Jules Verne

Cependant le boulet continuait à se déplacer latéralement à la Lune, et avec lui le cortège d'objets jetés au-dehors. Barbicane put même constater, par des points de repère relevés sur la Lune dont la distance était inférieure à deux mille lieues, que sa vitesse devenait uniforme. Nouvelle preuve qu'il n'y avait pas chute. La force d'impulsion l'emportait encore sur l'attraction lunaire, mais la trajectoire du projectile le rapprochait certainement du disque lunaire, et l'on pouvait espérer qu'à une distance plus rapprochée, l'action de la pesanteur prédominerait et provoquerait définitivement une chute.

Les trois amis n'ayant rien de mieux à faire, continuèrent leurs observations. Cependant, ils ne pouvaient encore déterminer les dispositions topographiques du satellite. Tous ces reliefs se nivelaient sous la projection des rayons solaires.

Ils regardèrent ainsi par les vitres latérales jusqu'à huit heures du soir. La Lune avait alors tellement grossi à leurs yeux qu'elle masquait toute une moitié du firmament. Le Soleil d'un côté, l'astre des nuits de l'autre, inondaient le projectile de lumière.

En ce moment, Barbicane crut pouvoir estimer à sept cents lieues seulement la distance qui les séparait de leur but. La vitesse du projectile lui parut être de deux cents mètres par seconde, soit environ cent soixante-dix lieues à l'heure. Le culot du boulet tendait à se tourner vers la Lune sous l'influence de la force centripète; mais la force centrifuge l'emportant toujours, il devenait probable que la trajectoire rectiligne se changerait en une courbe quelconque dont on ne pouvait déterminer la nature.

Barbicane cherchait toujours la solution de son insoluble problème.

Les heures s'écoulaient sans résultat. Le projectile se rapprochait visiblement de la Lune, mais il était visible aussi qu'il ne l'atteindrait pas. Quant à la plus courte distance à laquelle il en passerait, elle serait la résultante des deux forces, attractive et répulsive, qui sollicitaient le mobile.

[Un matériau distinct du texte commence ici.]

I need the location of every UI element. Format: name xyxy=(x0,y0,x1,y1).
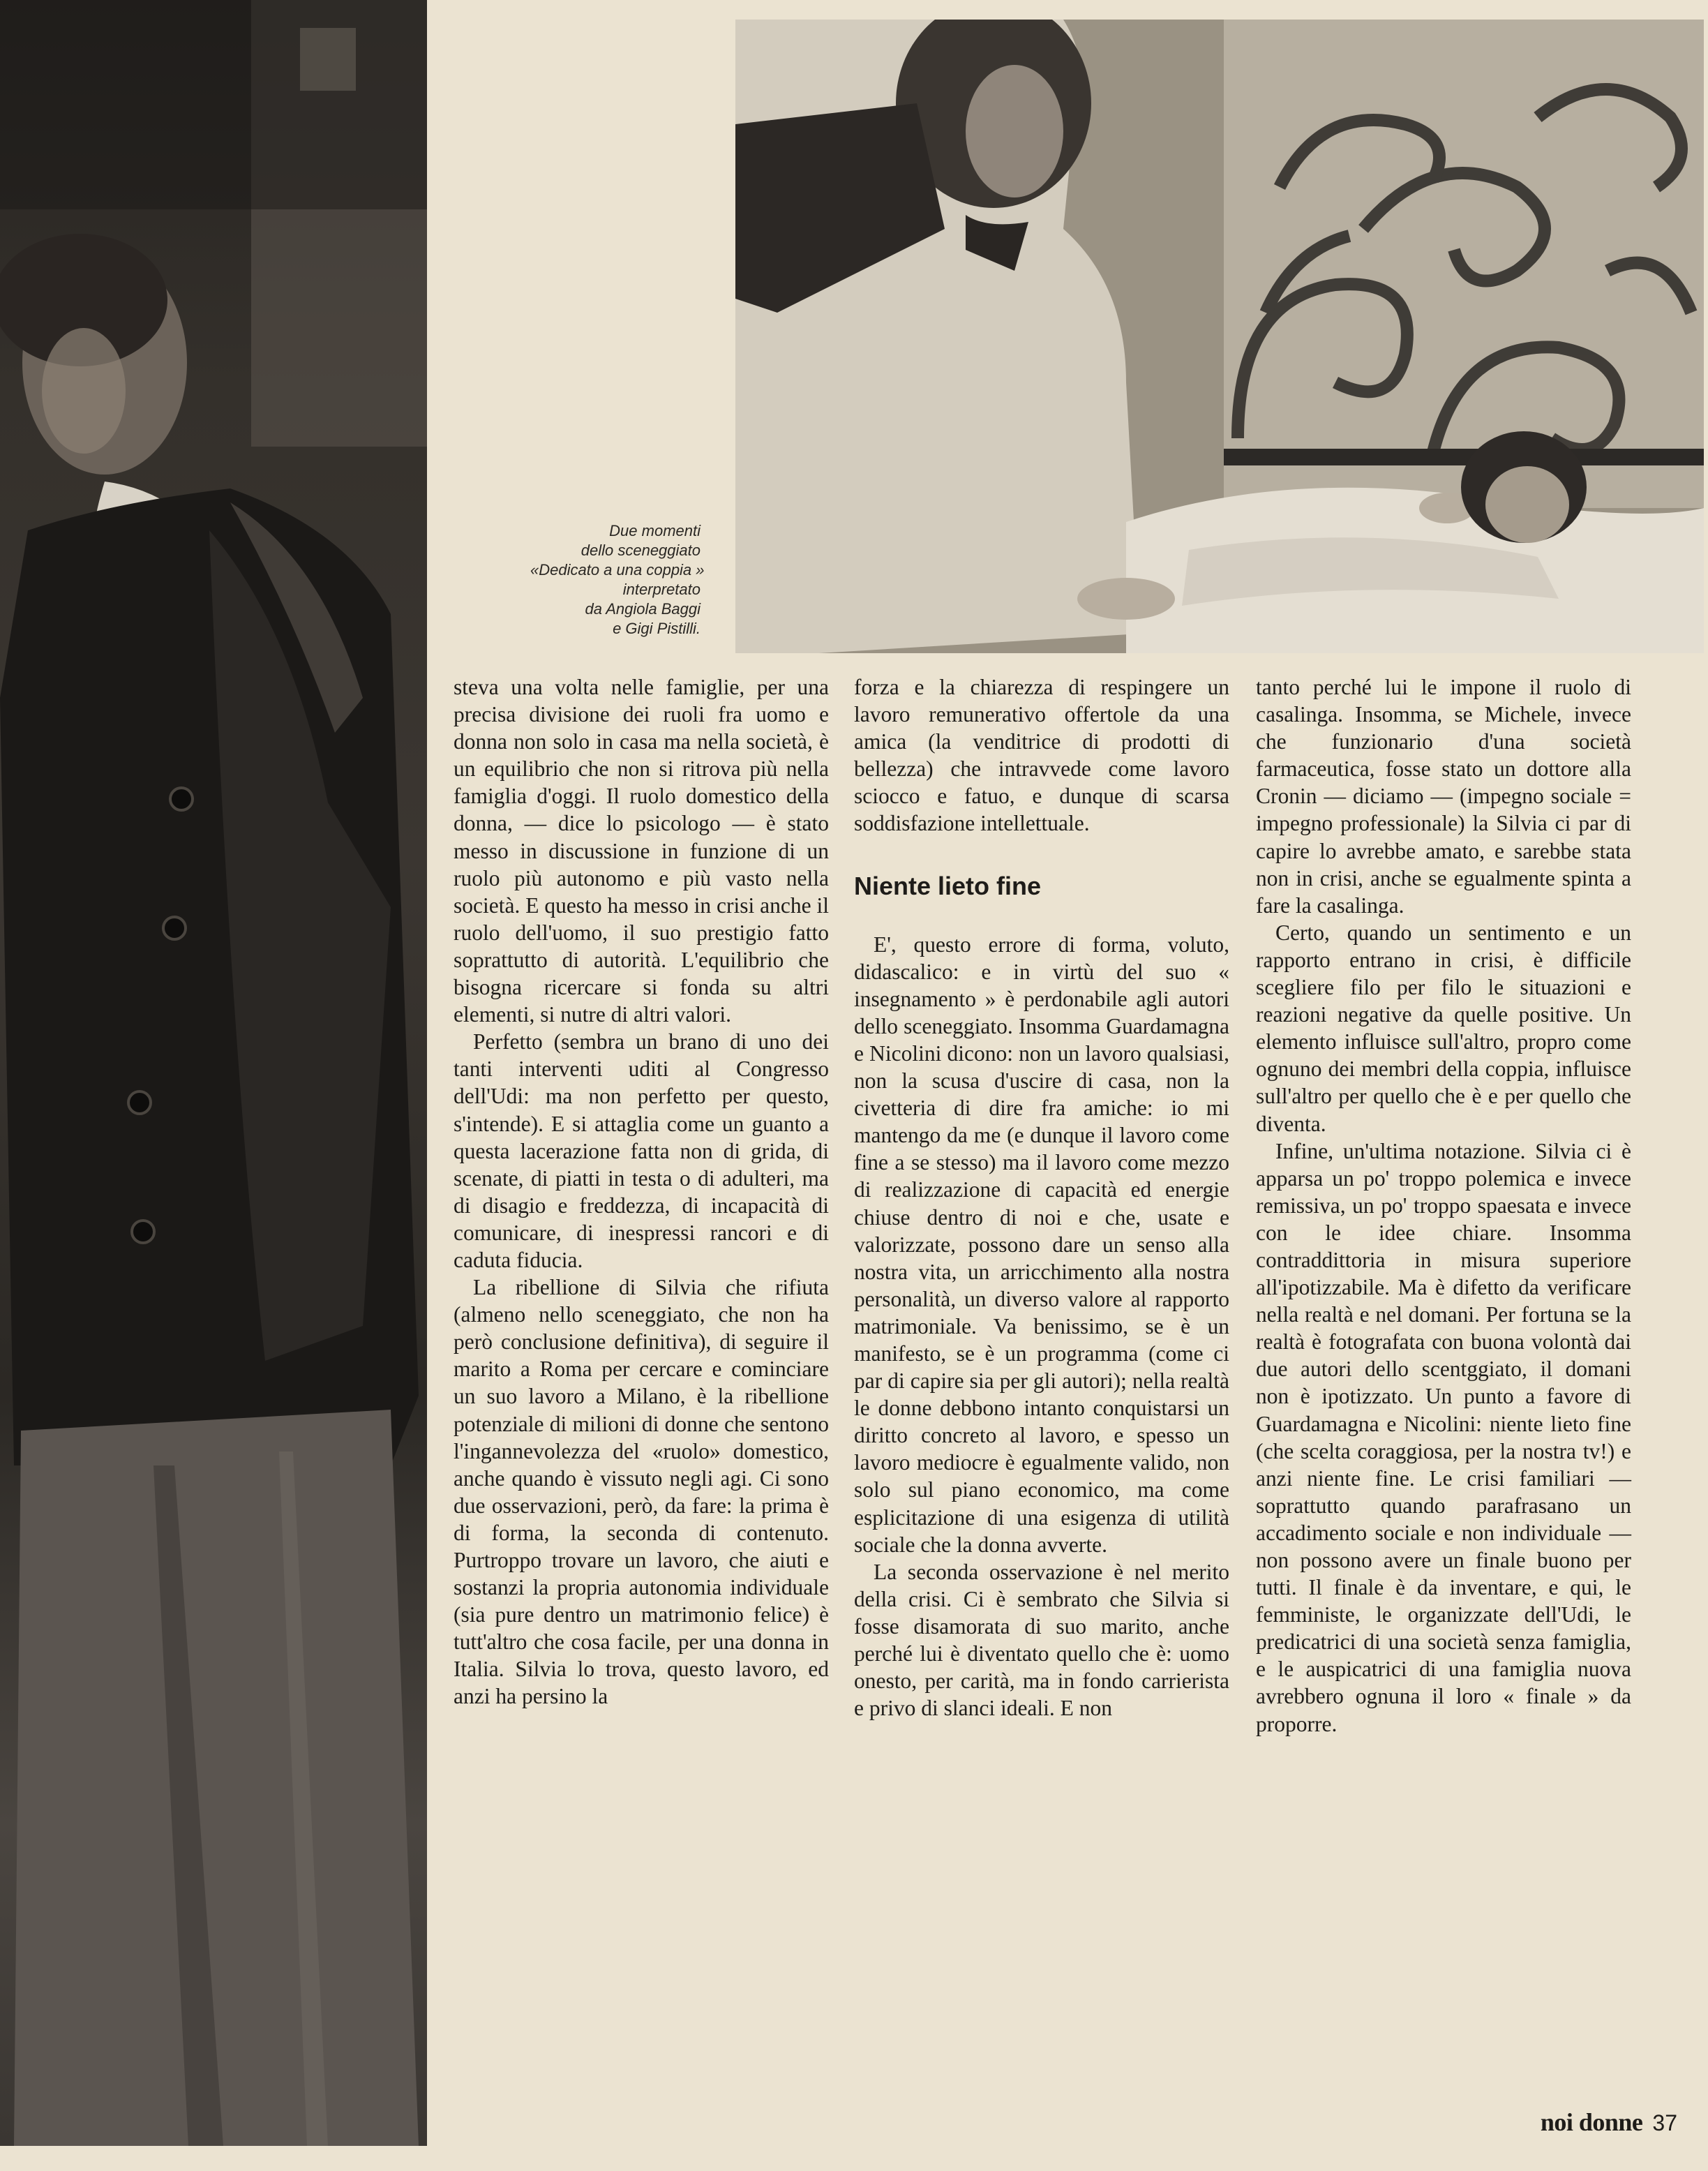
photo-women-bedroom xyxy=(735,20,1704,653)
paragraph: La seconda osservazione è nel merito della crisi. Ci è sembrato che Silvia si fosse disamorata di suo marito, anche perché lui è diventato quello che è: uomo onesto, per carità, ma in fondo carrierista e privo di slanci ideali. E non xyxy=(854,1559,1229,1721)
caption-line: «Dedicato a una coppia » xyxy=(530,561,705,579)
paragraph: tanto perché lui le impone il ruolo di casalinga. Insomma, se Michele, invece che funzionario d'una società farmaceutica, fosse stato un dottore alla Cronin — diciamo — (impegno sociale = impegno professionale) la Silvia ci par di capire lo avrebbe amato, e sarebbe stata non in crisi, anche se egualmente spinta a fare la casalinga. xyxy=(1256,675,1631,918)
article-column-3 xyxy=(1256,673,1631,1738)
photo-caption xyxy=(530,521,705,639)
paragraph: Infine, un'ultima notazione. Silvia ci è apparsa un po' troppo polemica e invece remissiva, un po' troppo spaesata e invece con le idee chiare. Insomma contraddittoria in misura superiore all'ipotizzabile. Ma è difetto da verificare nella realtà e nel domani. Per fortuna se la realtà è fotografata con buona volontà dai due autori dello scentggiato, il domani non è ipotizzato. Un punto a favore di Guardamagna e Nicolini: niente lieto fine (che scelta coraggiosa, per la nostra tv!) e anzi niente fine. Le crisi familiari — soprattutto quando parafrasano un accadimento sociale e non individuale — non possono avere un finale buono per tutti. Il finale è da inventare, e qui, le femministe, le organizzate dell'Udi, le predicatrici di una società senza famiglia, e le auspicatrici di una famiglia nuova avrebbero ognuna il loro « finale » da proporre. xyxy=(1256,1138,1631,1736)
paragraph: Perfetto (sembra un brano di uno dei tanti interventi uditi al Congresso dell'Udi: ma non perfetto per questo, s'intende). E si attaglia come un guanto a questa lacerazione fatta non di grida, di scenate, di piatti in testa o di adulteri, ma di disagio e freddezza, di incapacità di comunicare, di inespressi rancori e di caduta fiducia. xyxy=(454,1029,829,1272)
paragraph: E', questo errore di forma, voluto, didascalico: e in virtù del suo « insegnamento » è perdonabile agli autori dello sceneggiato. Insomma Guardamagna e Nicolini dicono: non un lavoro qualsiasi, non la scusa d'uscire di casa, non la civetteria di dire fra amiche: io mi mantengo da me (e dunque il lavoro come fine a se stesso) ma il lavoro come mezzo di realizzazione di capacità ed energie chiuse dentro di noi e che, usate e valorizzate, possono dare un senso alla nostra vita, un arricchimento alla nostra personalità, un diverso valore al rapporto matrimoniale. Va benissimo, se è un manifesto, se è un programma (come ci par di capire sia per gli autori); nella realtà le donne debbono intanto conquistarsi un diritto concreto al lavoro, e spesso un lavoro mediocre è egualmente valido, non solo sul piano economico, ma come esplicitazione di una esigenza di utilità sociale che la donna avverte. xyxy=(854,932,1229,1557)
paragraph: steva una volta nelle famiglie, per una precisa divisione dei ruoli fra uomo e donna non solo in casa ma nella società, è un equilibrio che non si ritrova più nella famiglia d'oggi. Il ruolo domestico della donna, — dice lo psicologo — è stato messo in discussione in funzione di un ruolo più autonomo e più vasto nella società. E questo ha messo in crisi anche il ruolo dell'uomo, il suo prestigio fatto soprattutto di autorità. L'equilibrio che bisogna ricercare si fonda su altri elementi, si nutre di altri valori. xyxy=(454,675,829,1027)
section-heading: Niente lieto fine xyxy=(854,871,1042,900)
caption-line: dello sceneggiato xyxy=(580,542,701,559)
photo-man-drawing xyxy=(0,0,427,2146)
article-column-2 xyxy=(854,673,1229,1722)
paragraph: forza e la chiarezza di respingere un lavoro remunerativo offertole da una amica (la venditrice di prodotti di bellezza) che intravvede come lavoro sciocco e fatuo, e dunque di scarsa soddisfazione intellettuale. xyxy=(854,675,1229,836)
caption-line: da Angiola Baggi xyxy=(585,600,701,618)
page-number: 37 xyxy=(1652,2110,1677,2135)
photo-bedroom-drawing xyxy=(735,20,1704,653)
page-footer xyxy=(1541,2107,1677,2137)
photo-man-in-overcoat xyxy=(0,0,427,2146)
article-column-1 xyxy=(454,673,829,1710)
paragraph: La ribellione di Silvia che rifiuta (almeno nello sceneggiato, che non ha però conclusione definitiva), di seguire il marito a Roma per cercare e cominciare un suo lavoro a Milano, è la ribellione potenziale di milioni di donne che sentono l'ingannevolezza del «ruolo» domestico, anche quando è vissuto negli agi. Ci sono due osservazioni, però, da fare: la prima è di forma, la seconda di contenuto. Purtroppo trovare un lavoro, che aiuti e sostanzi la propria autonomia individuale (sia pure dentro un matrimonio felice) è tutt'altro che cosa facile, per una donna in Italia. Silvia lo trova, questo lavoro, ed anzi ha persino la xyxy=(454,1275,829,1709)
caption-line: interpretato xyxy=(622,581,701,598)
caption-line: Due momenti xyxy=(609,522,701,539)
paragraph: Certo, quando un sentimento e un rapporto entrano in crisi, è difficile scegliere filo per filo le situazioni e reazioni negative da quelle positive. Un elemento influisce sull'altro, propro come ognuno dei membri della coppia, influisce sull'altro per quello che è e per quello che diventa. xyxy=(1256,920,1631,1136)
caption-line: e Gigi Pistilli. xyxy=(613,620,701,637)
magazine-name: noi donne xyxy=(1540,2108,1643,2136)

«Je ne demande qu'une chose, répétait Michel: passer assez près de la Lune pour en pénétrer les secrets!

--Maudite soit alors, s'écria Nicholl, la cause qui a fait dévier notre projectile!

--Maudit soit alors, répondit Barbicane, comme si son esprit eût été soudainement frappé, maudit soit le bolide que nous avons croisé en route!

--Hein! fit Michel Ardan.

--Que voulez-vous dire? s'écria Nicholl.

--Je veux dire, répondit Barbicane d'un ton convaincu, je veux dire que notre déviation est uniquement due à la rencontre de ce corps errant!

--Mais il ne nous a pas même effleurés, répondit Michel.

--Qu'importe. Sa masse, comparée à celle de notre projectile était énorme, et son attraction a suffi pour influer sur notre direction.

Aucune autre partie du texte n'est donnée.